One day, however, I didn’t kneel before my altar. And the day after. And the day after…
I found myself staring at my altar, wanting to kneel before it, wanting to thank Gaia for the life that I had. But I couldn’t find the words nor could I find the time. I felt like I was betraying her somehow, letting her down.
Yet still the words didn’t come. Despite my heart craving to sit in front of Gaia, my body still wasn’t doing it.
I was beginning to doubt my faith; had I made a mistake swearing an oath to Gaia? Was I truly Wiccan if I did not celebrate the Sabbats?
Then, not too long ago, I realised a correlation between events that happened in my personal life and my failure to pray. I realised at that point, as a defence mechanism, I had stopped praying. What good it did for me, I don’t quite know. As I stepped back, however, the cause was staring me right in the face.
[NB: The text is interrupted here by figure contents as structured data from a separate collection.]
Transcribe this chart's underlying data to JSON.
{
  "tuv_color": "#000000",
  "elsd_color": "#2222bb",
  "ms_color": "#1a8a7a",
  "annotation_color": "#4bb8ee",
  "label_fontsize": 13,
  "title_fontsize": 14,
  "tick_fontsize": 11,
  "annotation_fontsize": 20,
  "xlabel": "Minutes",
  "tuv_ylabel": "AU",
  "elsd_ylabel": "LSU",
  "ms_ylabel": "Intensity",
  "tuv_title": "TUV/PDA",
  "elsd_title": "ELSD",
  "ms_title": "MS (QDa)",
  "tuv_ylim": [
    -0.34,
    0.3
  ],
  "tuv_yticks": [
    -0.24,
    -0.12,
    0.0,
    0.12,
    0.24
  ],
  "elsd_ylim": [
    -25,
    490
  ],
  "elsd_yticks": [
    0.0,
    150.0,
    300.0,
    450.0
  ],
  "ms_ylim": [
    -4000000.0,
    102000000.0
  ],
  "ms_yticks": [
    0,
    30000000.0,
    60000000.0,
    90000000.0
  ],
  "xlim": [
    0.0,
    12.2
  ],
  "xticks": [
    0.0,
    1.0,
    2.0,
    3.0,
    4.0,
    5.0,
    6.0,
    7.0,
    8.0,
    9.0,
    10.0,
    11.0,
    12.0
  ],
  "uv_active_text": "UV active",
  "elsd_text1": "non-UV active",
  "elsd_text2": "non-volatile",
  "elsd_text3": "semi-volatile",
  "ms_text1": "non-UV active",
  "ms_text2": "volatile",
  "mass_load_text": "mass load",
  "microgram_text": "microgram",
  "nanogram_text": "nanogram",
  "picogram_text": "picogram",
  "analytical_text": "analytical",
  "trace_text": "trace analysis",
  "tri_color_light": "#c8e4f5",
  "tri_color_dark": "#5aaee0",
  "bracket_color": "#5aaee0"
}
The conflicts I had had with myself and my faith, the anger I had felt, was all caused by one catalystic event. I had had a depressed episode back in early July caused by stress from my previous job. My instinct was to push everything I loved away and that, sadly, included my beloved Earth Mother.
When I asked a question on the Youtube Pagans group on Facebook about prayer blockage I realised I wasn’t alone in my disconnection. Many who have been loyal to their Gods have been unable to sit down and pray, some people had gone for months without prayer and felt the same stress that I did.
That’s when I realised that, despite my inability to pray, I still have a strong connection with Gaia. I still care about her, I still believe in her. The people In the Facebook group still believe. They had not abandoned all hope, despite the struggle. Their love for their Gods was obvious. They still cared.
When people stop caring, that is when all hope is lost.
Someday I will kneel before my altar again, to recite my daily prayer. But until then I am quite happy to water my plants, stare at the trees and the flowers, listen to the birds sing and the wind blow and worship Gaia by admiring her unquestionable beauty.